É em algum trecho de um caminho de pólvora, aço e sangue, em um daqueles muitos milhares de pontilhados nos mapas de antigas pelejas bandeirantes e sesmarias esquecidas que flagramos o jovem Frederico, atirador de elite alemão.

A aurora desponta e verte nos prados torrentes de luz. O sol nunca atrasa, a guerra não tarda; marcham as legiões sobre pasto caudilho, fulgem nos campos as espadas lustrosas, lampejam as baionetas sedentas de sangue. Na vanguarda de ambos os exércitos resvalam as balas dos fuzis, relincham os cavalos, trovejam, retumbam e ribombam os canhões.

Misturam-se brados e clamores ao som da corneta e ao rufar ruidoso do tambor. Chamas ardentes envolvem o Arrojo Morón e gritam os lábios aterrados quando sobre as barricadas se abatem medonhos estampidos. A morte vem dali. Monte Caseros, inferno inundado por vermelho clarão e densa nuvem de fumo. Isso acaba hoje, diz o vento quando finalmente silenciam as bocas de fogo.
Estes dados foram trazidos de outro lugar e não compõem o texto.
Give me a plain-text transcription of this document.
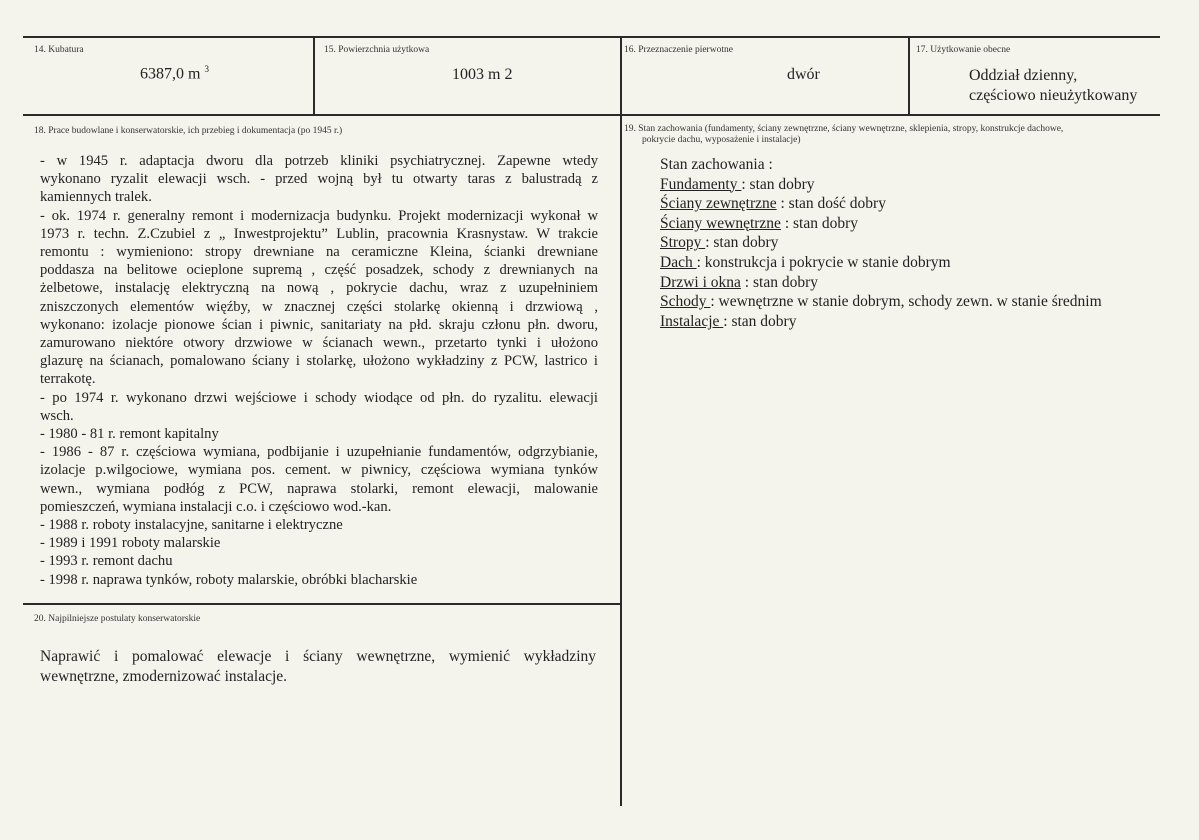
14. Kubatura
6387,0 m $^3$
15. Powierzchnia użytkowa
1003 m 2
16. Przeznaczenie pierwotne
dwór
17. Użytkowanie obecne
Oddział dzienny,
częściowo nieużytkowany
18. Prace budowlane i konserwatorskie, ich przebieg i dokumentacja (po 1945 r.)
- w 1945 r. adaptacja dworu dla potrzeb kliniki psychiatrycznej. Zapewne wtedy
wykonano ryzalit elewacji wsch. - przed wojną był tu otwarty taras z balustradą z
kamiennych tralek.
- ok. 1974 r. generalny remont i modernizacja budynku. Projekt modernizacji wykonał w
1973 r. techn. Z.Czubiel z „ Inwestprojektu” Lublin, pracownia Krasnystaw. W trakcie
remontu : wymieniono: stropy drewniane na ceramiczne Kleina, ścianki drewniane
poddasza na belitowe ocieplone supremą , część posadzek, schody z drewnianych na
żelbetowe, instalację elektryczną na nową , pokrycie dachu, wraz z uzupełniniem
zniszczonych elementów więźby, w znacznej części stolarkę okienną i drzwiową ,
wykonano: izolacje pionowe ścian i piwnic, sanitariaty na płd. skraju członu płn. dworu,
zamurowano niektóre otwory drzwiowe w ścianach wewn., przetarto tynki i ułożono
glazurę na ścianach, pomalowano ściany i stolarkę, ułożono wykładziny z PCW, lastrico i
terrakotę.
- po 1974 r. wykonano drzwi wejściowe i schody wiodące od płn. do ryzalitu. elewacji
wsch.
- 1980 - 81 r. remont kapitalny
- 1986 - 87 r. częściowa wymiana, podbijanie i uzupełnianie fundamentów, odgrzybianie,
izolacje p.wilgociowe, wymiana pos. cement. w piwnicy, częściowa wymiana tynków
wewn., wymiana podłóg z PCW, naprawa stolarki, remont elewacji, malowanie
pomieszczeń, wymiana instalacji c.o. i częściowo wod.-kan.
- 1988 r. roboty instalacyjne, sanitarne i elektryczne
- 1989 i 1991 roboty malarskie
- 1993 r. remont dachu
- 1998 r. naprawa tynków, roboty malarskie, obróbki blacharskie
19. Stan zachowania (fundamenty, ściany zewnętrzne, ściany wewnętrzne, sklepienia, stropy, konstrukcje dachowe,
pokrycie dachu, wyposażenie i instalacje)
Stan zachowania :
Fundamenty : stan dobry
Ściany zewnętrzne : stan dość dobry
Ściany wewnętrzne : stan dobry
Stropy : stan dobry
Dach : konstrukcja i pokrycie w stanie dobrym
Drzwi i okna : stan dobry
Schody : wewnętrzne w stanie dobrym, schody zewn. w stanie średnim
Instalacje : stan dobry
20. Najpilniejsze postulaty konserwatorskie
Naprawić i pomalować elewacje i ściany wewnętrzne, wymienić wykładziny
wewnętrzne, zmodernizować instalacje.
Debaixo da sombra da bandeira do Império do Brasil, Frederico respira a fumaça pesada de pólvora e ouve o grito dos companheiros abatidos. Frederico é pedra dura, mas por dentro ainda é menino. Guardou a infância dentro de si, pois, muito cedo, foi privado dela. Seu aspecto, no entanto, já é um dos mais característicos e vigorosos deste século de guerra.

Um viking cuja morte ou sobrevivência não produziria impressão maior na história do império. Mas Frederico atravessou o oceano, viajou muitas milhas para provar seu valor e encontrar o seu destino. Ajusta a baioneta. Confere seu fuzil de retrocarga Dreyse, faz uma oração, espia por cima da trincheira.

O inimigo já vem.

Existem duas versões para Frederico ter se metido nesse sarilho.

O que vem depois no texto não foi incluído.